Dog Zoomies: What Are They, and Why Do They Happen?
Plus, a behaviorist explains what not to do.
If you're a dog parent, then chances are you've seen your pooch get a case of the "zoomies." Whether it's after a bath or when you present them with a favorite treat, some dogs have a tendency to dart in circles around a room when they get overly excited. "The technical term for this behavior is Frenetic Random Activity Periods (FRAPs),” says professional dog trainer Andrea Arden. "These are random bursts of energy where a dog runs about with more enthusiasm than usual."
While few studies have been done on the causes of zoomies, Arden says they occur most often after a bath and between 7 and 8 p.m., which she calls the "doggy 'witching' hour." And for as frenzied as your pooch may seem during these spurts, Arden says they're perfectly normal for dogs of all ages—especially puppies. "There are very few dogs that don't have an occasionally case of the zoomies," she says. "Zoomies present more frequently in younger dogs and dogs with higher energy, but even lower key adult dogs sometimes get their zoom on."
Ever wondered why your dog gets the zoomies and what you can do when they have them?

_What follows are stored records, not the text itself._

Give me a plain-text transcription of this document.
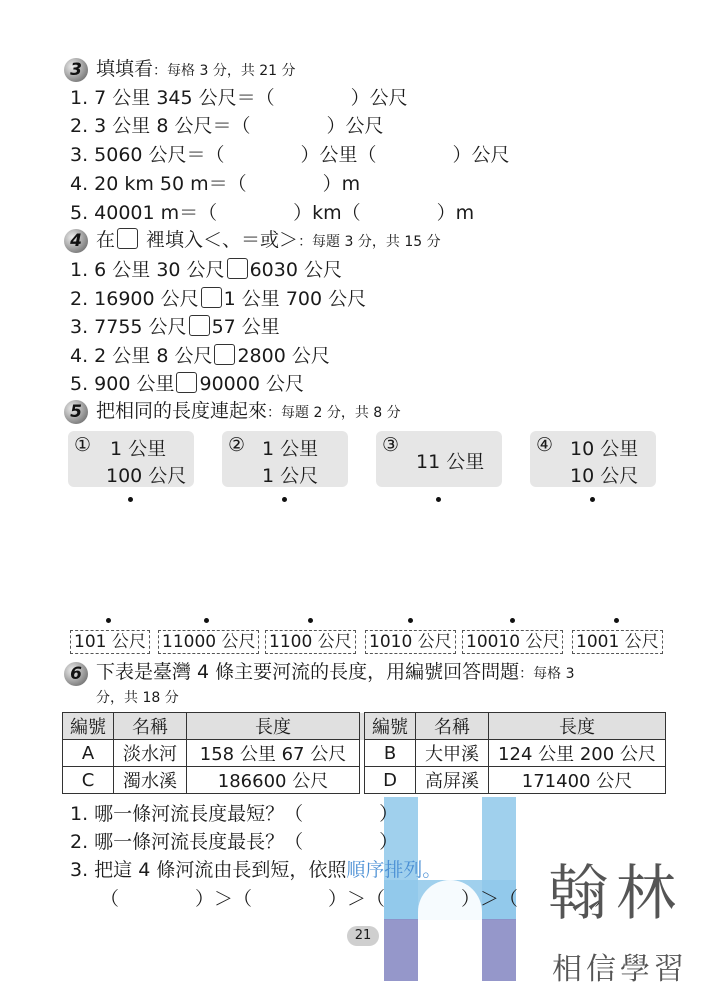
3 填填看：每格 3 分，共 21 分
1. 7 公里 345 公尺＝（　　　　）公尺
2. 3 公里 8 公尺＝（　　　　）公尺
3. 5060 公尺＝（　　　　）公里（　　　　）公尺
4. 20 km 50 m＝（　　　　）m
5. 40001 m＝（　　　　）km（　　　　）m
4 在 裡填入＜、＝或＞：每題 3 分，共 15 分
1. 6 公里 30 公尺 6030 公尺
2. 16900 公尺 1 公里 700 公尺
3. 7755 公尺 57 公里
4. 2 公里 8 公尺 2800 公尺
5. 900 公里 90000 公尺
5 把相同的長度連起來：每題 2 分，共 8 分
① 1 公里
100 公尺
② 1 公里
1 公尺
③
11 公里
④ 10 公里
10 公尺
101 公尺 11000 公尺 1100 公尺 1010 公尺 10010 公尺 1001 公尺
6 下表是臺灣 4 條主要河流的長度，用編號回答問題：每格 3
分，共 18 分
編號	名稱	長度		編號	名稱	長度
A	淡水河	158 公里 67 公尺		B	大甲溪	124 公里 200 公尺
C	濁水溪	186600 公尺		D	高屏溪	171400 公尺
1. 哪一條河流長度最短？（　　　　）
2. 哪一條河流長度最長？（　　　　）
3. 把這 4 條河流由長到短，依照順序排列。
（　　　　）＞（　　　　）＞（　　　　）＞（　　　　）
翰林
相信學習
21
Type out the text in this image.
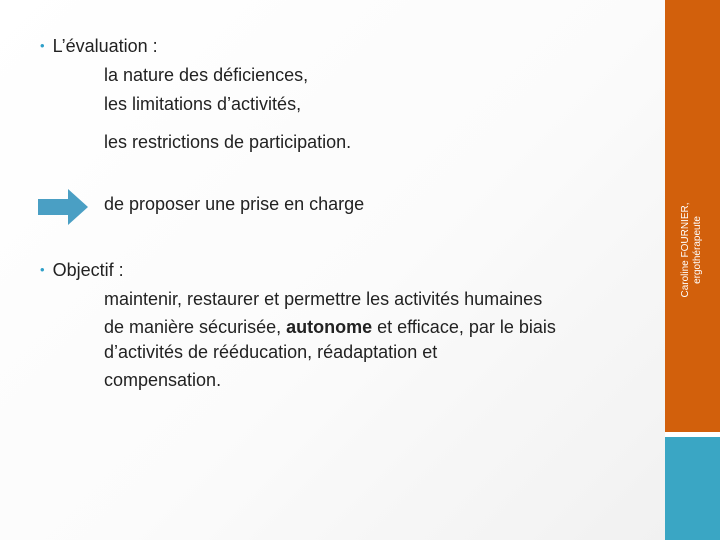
Caroline FOURNIER, ergothérapeute
• L’évaluation :
la nature des déficiences,
les limitations d’activités,
les restrictions de participation.
de proposer une prise en charge
• Objectif :
maintenir, restaurer et permettre les activités humaines
de manière sécurisée, autonome et efficace, par le biais
d’activités de rééducation, réadaptation et
compensation.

Read ahead for five tips from Arden on how to handle canine FRAPS.
Give them more exercise.
Providing a dog with age- and health-appropriate exercise is essential to preventing a whole slew of behavioral and health problems, and Arden says zoomies often suggest a need for more physical activity. "While these bursts of energy are normal, they might indicate that the dog needs more outlets for their energy," she explains. "Make sure to schedule numerous appropriately vigorous play sessions with your dog throughout the day and be sure they are getting enough walks."
Offer more mental stimulation.
Much like physical activity, Arden says frequent cases of the zoomies could mean that your dog needs more mental stimulation at home, too—especially when you're not home to entertain them. "Supply your dog environmental enrichment in the home when you can't be there to spend time with them," she says. "Consider feeding them from food-stuffed toys or provide them with other interactive items to keep them mentally busy when you're gone."
Don't zoom along.
It might seem like a good idea for humans to play along with their dogs while they're zooming, but Arden says it's not advisable in most cases. "Even the most mannerly, social dog may be on such a 'high' that they may forget their manners if you play along," Arden says. "Dogs, especially young ones, may be less able to exhibit appropriate impulse control and get mouthier when they are zooming about."
Make sure their bladders are empty.
For as cute as zoomies may look, Arden says they are counter-productive to certain training techniques—especially housebreaking. "If you can predict the typical times during the day when these bursts might occur, take your pup to her toilet area first," she advises. "Take precaution to not let your pup run about at any time when you think they might have an accident."
In the end, don't worry.
Above all else, Arden says it's important to remember that for as maniacal as FRAPs might make your dog appear, they aren't cause for concern. "As long as the dog isn't being disruptive or a danger to themselves or anyone else, we encourage people to let zoomies happen," she says. "It's just part of being a dog and releasing energy."